ADIR - L'altro diritto

ISSN 1827-0565

Ethnography of addiction, heroine culture and social marginality

Vieri Lenzi, 1999

(Abstract)

Addiction has been studied so far mainly from a legislative or therapeutic perspective. These approaches, usually based on the analysis of statistical data, do not pay much attention to the daily life of the addicts.

Ethnography can fill the gaps between social theory and everyday life, studying a phenomenon in its natural environment.
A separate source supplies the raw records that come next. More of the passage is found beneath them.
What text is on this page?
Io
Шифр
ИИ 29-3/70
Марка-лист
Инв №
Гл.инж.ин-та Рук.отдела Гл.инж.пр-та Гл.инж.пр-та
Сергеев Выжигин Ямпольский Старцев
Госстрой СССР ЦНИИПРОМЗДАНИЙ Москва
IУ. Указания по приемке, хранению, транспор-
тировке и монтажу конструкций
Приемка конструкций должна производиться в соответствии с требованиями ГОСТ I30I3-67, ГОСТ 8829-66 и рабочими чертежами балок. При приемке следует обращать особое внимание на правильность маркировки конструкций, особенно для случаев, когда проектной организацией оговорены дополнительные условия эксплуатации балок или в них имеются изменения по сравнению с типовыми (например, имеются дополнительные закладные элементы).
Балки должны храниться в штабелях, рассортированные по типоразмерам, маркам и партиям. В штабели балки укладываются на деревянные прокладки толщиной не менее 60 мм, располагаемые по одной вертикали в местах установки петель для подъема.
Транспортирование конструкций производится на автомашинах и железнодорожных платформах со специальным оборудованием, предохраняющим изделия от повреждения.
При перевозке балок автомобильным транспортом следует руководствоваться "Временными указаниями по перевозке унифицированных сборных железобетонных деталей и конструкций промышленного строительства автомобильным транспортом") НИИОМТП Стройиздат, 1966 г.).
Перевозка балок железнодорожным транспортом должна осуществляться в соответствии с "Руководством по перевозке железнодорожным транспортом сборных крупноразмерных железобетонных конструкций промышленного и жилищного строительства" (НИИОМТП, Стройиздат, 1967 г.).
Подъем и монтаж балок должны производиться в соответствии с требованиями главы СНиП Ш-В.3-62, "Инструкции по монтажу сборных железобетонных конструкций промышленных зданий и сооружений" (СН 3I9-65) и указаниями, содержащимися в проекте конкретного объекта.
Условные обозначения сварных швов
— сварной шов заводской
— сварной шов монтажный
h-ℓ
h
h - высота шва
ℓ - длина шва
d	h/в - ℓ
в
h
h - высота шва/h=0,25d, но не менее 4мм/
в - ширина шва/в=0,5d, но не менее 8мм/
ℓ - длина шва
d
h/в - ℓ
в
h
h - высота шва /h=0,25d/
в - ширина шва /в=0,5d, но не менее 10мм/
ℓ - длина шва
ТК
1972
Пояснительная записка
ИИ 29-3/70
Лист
Studying heroine as a subculture, and as a network of exchanges with other subcultures, unveil a group of human beings, more or less young, that share a daily experience of solidarity and acquaintances. Anyone have developed his own life experiences, and most of the time a problematic personality. Living together with heroine addiction is extremely tough, and a single person, abandoned and with no relationships, cannot win the daily difficulties and sufferings.

This is why to cope with such an addiction, people develop stable relationships that slowly turns into subcultures, with their principles and values.

This research aims at presenting, in an ethnographic and journalistic style, these subcultures, as they can be meet in few limited areas of the city centre of Florence (Santissima Annunziata square, San Pierino arch and surroundings). The attempt is to describe these subcultures, to enter their web of meanings, rules and rituals, through a detailed account of the daily interactions an experiences.